The authors are convinced that drunk driving is a public health issue that must be tackled on all fronts. The study proposes to limit alcohol points of sale and to reduce the number of days/hours when it can be sold, enhance sobriety checkpoints, enforcement of all-offender interlock ignition as well as incentives for those who install ‘preventative in-vehicle technology.’ Even media campaigns are to be limited and overexposure carries fines. Transportation should be given incentives to make it easy to bring people from one point to another at affordable costs to prevent drivers from taking the wheel after drinking.
Urban centers get the brunt of drunk driving incidents.
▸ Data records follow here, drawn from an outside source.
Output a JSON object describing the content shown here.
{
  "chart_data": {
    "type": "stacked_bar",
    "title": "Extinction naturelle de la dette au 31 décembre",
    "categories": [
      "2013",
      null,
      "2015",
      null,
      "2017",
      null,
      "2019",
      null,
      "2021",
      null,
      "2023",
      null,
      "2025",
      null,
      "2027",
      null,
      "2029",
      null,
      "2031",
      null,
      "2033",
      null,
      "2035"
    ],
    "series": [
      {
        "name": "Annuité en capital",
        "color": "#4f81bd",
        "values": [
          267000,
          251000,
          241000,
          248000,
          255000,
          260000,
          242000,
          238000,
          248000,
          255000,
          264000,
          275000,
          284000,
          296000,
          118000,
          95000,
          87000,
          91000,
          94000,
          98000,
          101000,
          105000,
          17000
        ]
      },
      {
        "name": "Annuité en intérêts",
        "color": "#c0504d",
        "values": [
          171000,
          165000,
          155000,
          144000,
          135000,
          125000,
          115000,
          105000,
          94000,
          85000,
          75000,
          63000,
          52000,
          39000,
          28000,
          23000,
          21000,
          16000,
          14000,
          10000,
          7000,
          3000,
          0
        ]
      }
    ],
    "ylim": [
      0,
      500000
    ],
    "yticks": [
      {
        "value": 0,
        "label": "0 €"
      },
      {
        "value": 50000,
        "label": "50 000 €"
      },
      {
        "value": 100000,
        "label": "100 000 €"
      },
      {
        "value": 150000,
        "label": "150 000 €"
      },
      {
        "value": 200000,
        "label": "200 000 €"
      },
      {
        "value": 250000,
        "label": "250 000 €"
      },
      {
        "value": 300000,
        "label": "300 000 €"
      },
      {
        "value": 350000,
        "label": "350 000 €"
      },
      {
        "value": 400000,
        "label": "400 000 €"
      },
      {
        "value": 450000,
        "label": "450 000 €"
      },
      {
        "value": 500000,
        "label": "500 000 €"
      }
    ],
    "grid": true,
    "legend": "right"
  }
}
Already the state has some of the stringiest laws when it comes to drunk driving. It has implemented sobriety test points and encouraged drivers to install ignition locks. Recognizing that drunk driving or driving while impaired is a serious problem and offense, it is time to step up and implement drastic interventions to keep the roads of Baltimore and Maryland safe. Adopting the solutions proposed by the study might just do that.